Tuesday, August 29, 2017

In short: Death Note (2017)

It is rather interesting to compare Adam Wingard’s manga adaptation for Netflix with the Japanese live action version. Where the Japanese movies were apparently trying to copy the complete plot structure and include every pointless bit of minutiae from the (very good, for those who don’t know it) original manga without any thought for the needs of a different medium, and therefore ended up slow as molasses and very much on the tedious side, Wingard’s adaptation takes great liberties with the source material but races through the plot beats and characters it keeps with wild abandon.
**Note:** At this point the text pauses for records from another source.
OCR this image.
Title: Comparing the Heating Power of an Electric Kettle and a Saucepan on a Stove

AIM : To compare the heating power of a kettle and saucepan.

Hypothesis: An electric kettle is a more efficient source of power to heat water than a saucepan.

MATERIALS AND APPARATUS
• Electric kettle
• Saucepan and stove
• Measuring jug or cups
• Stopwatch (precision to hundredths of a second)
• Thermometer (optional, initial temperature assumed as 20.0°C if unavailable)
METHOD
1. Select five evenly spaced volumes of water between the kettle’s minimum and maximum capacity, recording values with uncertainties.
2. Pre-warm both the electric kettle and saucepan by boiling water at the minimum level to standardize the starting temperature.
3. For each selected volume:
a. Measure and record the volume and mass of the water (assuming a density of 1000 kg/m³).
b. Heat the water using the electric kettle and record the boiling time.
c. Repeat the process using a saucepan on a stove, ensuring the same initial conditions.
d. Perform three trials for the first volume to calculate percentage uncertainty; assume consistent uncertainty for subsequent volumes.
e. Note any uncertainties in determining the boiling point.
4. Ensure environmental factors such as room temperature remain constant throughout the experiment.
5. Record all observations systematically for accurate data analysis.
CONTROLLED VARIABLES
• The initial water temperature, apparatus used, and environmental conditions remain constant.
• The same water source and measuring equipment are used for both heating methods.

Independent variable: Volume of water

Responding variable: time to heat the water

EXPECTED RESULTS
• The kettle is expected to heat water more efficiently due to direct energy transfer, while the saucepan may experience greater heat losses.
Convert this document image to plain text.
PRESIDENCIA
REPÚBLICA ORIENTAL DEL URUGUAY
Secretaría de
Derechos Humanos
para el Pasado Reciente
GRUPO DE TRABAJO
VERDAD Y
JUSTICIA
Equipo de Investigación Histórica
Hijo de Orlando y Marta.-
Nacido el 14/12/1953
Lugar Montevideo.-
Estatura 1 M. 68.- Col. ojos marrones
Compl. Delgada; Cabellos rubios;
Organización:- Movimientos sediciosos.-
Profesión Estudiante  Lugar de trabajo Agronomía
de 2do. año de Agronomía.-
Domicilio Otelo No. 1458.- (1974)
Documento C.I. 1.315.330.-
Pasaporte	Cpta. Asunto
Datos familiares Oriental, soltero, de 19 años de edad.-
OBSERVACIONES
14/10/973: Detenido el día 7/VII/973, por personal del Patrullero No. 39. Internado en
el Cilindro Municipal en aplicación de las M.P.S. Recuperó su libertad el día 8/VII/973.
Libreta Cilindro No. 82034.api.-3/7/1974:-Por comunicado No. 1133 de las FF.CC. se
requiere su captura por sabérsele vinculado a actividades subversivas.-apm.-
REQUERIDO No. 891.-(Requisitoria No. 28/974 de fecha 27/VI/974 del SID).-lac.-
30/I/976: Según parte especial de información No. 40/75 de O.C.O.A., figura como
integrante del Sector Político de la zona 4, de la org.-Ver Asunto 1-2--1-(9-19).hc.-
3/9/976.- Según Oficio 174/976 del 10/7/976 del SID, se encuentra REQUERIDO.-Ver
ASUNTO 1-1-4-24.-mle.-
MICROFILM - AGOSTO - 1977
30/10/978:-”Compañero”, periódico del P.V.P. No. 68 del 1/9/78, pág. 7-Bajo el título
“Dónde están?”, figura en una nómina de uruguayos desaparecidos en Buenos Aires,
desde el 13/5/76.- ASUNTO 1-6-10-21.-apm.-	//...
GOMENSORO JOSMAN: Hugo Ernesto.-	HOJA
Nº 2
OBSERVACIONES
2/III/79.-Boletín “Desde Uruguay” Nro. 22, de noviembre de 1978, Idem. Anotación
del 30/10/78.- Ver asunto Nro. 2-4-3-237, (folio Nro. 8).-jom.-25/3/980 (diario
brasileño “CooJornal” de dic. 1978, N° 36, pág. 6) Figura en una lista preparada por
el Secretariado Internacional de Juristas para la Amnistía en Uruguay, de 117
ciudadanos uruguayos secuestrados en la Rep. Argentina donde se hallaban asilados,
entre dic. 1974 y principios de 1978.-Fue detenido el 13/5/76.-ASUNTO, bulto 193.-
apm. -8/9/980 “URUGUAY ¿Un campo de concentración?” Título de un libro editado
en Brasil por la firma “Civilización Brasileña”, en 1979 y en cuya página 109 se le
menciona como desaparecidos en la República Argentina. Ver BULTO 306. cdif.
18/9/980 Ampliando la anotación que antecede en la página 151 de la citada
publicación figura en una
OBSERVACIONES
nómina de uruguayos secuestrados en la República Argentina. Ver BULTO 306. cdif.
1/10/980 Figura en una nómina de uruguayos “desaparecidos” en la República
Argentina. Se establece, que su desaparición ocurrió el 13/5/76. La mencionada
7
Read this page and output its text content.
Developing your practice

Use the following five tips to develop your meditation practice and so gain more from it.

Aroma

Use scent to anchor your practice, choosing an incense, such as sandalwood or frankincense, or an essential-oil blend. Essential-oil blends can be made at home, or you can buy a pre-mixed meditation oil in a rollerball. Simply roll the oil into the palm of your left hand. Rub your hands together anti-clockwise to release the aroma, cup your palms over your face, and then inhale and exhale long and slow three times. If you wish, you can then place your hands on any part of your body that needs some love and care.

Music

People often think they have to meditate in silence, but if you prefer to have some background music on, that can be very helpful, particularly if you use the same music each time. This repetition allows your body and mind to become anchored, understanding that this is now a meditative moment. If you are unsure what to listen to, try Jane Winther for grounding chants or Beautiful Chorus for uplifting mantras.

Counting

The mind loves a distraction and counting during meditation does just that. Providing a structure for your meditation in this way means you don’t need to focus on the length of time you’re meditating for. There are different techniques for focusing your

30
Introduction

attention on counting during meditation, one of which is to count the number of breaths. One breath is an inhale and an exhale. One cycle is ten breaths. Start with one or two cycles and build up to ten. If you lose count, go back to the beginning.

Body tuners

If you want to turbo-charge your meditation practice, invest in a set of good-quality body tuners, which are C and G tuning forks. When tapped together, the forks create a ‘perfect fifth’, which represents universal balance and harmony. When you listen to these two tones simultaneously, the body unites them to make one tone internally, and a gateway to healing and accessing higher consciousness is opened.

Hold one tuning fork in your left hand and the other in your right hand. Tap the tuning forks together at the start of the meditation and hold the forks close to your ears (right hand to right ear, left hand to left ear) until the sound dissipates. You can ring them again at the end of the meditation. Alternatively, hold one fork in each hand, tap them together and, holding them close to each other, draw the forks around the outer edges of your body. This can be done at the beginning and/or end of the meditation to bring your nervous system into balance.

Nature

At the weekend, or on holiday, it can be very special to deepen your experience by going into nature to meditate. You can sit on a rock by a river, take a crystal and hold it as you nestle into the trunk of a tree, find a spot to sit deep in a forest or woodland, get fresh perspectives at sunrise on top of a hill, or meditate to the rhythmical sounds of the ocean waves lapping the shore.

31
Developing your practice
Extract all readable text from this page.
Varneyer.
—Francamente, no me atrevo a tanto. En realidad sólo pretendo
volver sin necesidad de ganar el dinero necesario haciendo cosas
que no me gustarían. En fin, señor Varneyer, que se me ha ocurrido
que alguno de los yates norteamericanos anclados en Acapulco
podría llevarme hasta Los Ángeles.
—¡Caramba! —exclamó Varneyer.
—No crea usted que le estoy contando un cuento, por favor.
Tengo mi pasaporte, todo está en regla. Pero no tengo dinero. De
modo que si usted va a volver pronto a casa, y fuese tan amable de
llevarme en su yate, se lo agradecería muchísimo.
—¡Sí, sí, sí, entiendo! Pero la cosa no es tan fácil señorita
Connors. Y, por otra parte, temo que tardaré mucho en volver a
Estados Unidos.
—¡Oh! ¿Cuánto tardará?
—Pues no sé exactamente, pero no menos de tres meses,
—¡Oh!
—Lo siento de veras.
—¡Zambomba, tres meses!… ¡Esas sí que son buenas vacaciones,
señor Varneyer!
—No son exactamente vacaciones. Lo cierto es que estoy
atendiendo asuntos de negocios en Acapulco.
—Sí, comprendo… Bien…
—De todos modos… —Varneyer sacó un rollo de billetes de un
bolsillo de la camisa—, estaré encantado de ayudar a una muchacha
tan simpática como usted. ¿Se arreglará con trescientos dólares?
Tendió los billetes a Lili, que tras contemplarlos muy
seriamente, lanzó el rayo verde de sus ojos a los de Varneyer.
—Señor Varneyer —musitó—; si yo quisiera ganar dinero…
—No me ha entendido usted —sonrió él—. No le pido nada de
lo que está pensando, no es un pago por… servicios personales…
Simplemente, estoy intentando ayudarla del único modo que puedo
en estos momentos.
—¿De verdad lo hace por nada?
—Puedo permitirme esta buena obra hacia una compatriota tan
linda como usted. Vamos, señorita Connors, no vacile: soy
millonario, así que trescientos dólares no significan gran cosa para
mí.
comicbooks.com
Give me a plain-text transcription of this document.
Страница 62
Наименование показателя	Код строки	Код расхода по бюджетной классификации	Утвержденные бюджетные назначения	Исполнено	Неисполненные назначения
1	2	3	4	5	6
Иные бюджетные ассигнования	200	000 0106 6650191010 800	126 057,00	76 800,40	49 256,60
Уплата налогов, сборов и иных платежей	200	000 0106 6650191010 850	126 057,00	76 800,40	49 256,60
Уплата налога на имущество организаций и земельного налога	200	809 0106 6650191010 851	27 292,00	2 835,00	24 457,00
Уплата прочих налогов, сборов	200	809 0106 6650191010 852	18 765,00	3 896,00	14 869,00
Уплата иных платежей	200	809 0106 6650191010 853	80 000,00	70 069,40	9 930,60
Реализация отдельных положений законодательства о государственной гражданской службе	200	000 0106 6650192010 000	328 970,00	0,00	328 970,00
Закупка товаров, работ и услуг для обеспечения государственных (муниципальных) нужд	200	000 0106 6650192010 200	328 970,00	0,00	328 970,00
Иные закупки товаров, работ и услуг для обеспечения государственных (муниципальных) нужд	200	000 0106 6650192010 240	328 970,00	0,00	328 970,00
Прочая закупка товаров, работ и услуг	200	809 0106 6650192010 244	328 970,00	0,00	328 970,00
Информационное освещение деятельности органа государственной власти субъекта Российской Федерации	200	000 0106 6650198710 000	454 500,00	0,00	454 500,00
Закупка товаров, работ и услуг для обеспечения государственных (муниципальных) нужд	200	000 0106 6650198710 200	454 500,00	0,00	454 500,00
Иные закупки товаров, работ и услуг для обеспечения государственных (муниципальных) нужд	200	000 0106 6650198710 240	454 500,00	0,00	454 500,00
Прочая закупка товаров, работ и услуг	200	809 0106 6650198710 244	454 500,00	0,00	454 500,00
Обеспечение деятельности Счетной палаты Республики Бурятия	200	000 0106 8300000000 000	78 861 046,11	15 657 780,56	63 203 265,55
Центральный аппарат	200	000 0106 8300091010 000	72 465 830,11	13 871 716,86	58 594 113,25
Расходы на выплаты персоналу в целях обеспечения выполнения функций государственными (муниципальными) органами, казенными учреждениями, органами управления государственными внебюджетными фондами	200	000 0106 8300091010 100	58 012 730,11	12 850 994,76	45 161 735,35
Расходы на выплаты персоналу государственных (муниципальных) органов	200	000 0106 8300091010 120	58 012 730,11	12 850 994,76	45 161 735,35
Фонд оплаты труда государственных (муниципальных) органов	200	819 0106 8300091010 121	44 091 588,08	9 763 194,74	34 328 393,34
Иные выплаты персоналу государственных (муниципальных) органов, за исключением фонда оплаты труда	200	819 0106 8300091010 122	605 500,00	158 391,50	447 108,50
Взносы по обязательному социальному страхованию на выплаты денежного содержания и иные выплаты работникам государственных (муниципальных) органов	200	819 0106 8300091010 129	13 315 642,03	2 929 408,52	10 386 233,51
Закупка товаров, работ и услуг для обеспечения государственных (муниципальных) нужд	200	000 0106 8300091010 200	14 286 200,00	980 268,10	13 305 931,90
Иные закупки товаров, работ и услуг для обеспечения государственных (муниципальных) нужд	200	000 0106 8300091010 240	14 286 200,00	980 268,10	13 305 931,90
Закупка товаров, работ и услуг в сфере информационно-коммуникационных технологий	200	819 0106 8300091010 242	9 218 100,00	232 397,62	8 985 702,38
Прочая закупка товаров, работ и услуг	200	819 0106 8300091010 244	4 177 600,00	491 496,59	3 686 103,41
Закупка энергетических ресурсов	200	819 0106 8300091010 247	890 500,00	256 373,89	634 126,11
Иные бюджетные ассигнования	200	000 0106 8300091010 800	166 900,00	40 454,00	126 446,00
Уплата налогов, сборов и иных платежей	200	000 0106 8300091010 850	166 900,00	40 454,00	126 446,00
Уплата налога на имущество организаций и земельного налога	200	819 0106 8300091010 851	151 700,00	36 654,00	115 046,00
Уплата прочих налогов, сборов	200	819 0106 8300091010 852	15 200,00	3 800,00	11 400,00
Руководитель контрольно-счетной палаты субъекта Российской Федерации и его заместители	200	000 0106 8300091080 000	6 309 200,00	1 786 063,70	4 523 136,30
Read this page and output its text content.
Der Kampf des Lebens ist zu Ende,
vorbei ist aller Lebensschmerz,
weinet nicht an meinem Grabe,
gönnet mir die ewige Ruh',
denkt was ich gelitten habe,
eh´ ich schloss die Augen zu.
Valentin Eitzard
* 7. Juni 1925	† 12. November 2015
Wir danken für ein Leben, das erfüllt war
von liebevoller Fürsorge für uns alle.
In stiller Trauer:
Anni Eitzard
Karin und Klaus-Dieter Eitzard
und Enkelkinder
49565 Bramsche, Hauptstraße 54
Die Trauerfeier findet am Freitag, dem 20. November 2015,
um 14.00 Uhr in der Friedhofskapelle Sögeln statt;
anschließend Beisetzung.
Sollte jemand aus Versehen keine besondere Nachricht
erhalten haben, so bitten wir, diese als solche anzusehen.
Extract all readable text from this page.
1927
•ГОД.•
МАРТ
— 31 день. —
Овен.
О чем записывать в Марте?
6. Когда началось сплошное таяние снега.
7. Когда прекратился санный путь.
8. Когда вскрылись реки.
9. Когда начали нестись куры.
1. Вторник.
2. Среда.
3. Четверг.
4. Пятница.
It’s enough to give anyone whiplash, so much so that the movie often feels not so much like an actual movie but like an attempt to cut the material of one or two whole seasons of a TV show into a film-like thing.

Consequently, everything about the film is superficial: there’s no time for characterisation, certainly nothing of the depth of ethical discussions of the manga (how much thought can you put into the thirty seconds you have before you need to race to the next plot point, after all?), and scenes that should have emotional impact never hit because the film never takes the time it would need to build an emotional (or intellectual) connection with the viewer.

Emotional connections aren’t the only things Death Note doesn’t bother to build: there’s no atmosphere because you’d need to spend time on building it; no suspense because again, you’d need to build it up; and no tension not based on characters acting like tropes instead of people because, surprise, the film never takes its time to establish anything about them beyond the barest clichés – and that of course as quickly as possible.

I’d criticize the acting, as well, but then, there isn’t anything in the script that gives the actors much to work with, and there’s – of course – no space in the film to let them breathe a little anyway. Only Lakeith Stanfield as L leaves any impression at all, and that’s more because the film keeps many of the behavioural tics and visual cues of the original character, which at least makes him interesting to look at, than on account of much actual acting; not his fault, obviously.


As a whole, the film doesn’t so much feel like a narrative but like the summary of one, and lacks any kind of tension, or any drive beyond hurtling from plot beat to plot beat to plot beat for no reason at all. Death Note is pretty to look at, at least, but if ever a film deserved the old cliché about nothing waiting beyond the pretty surface, it’s this one.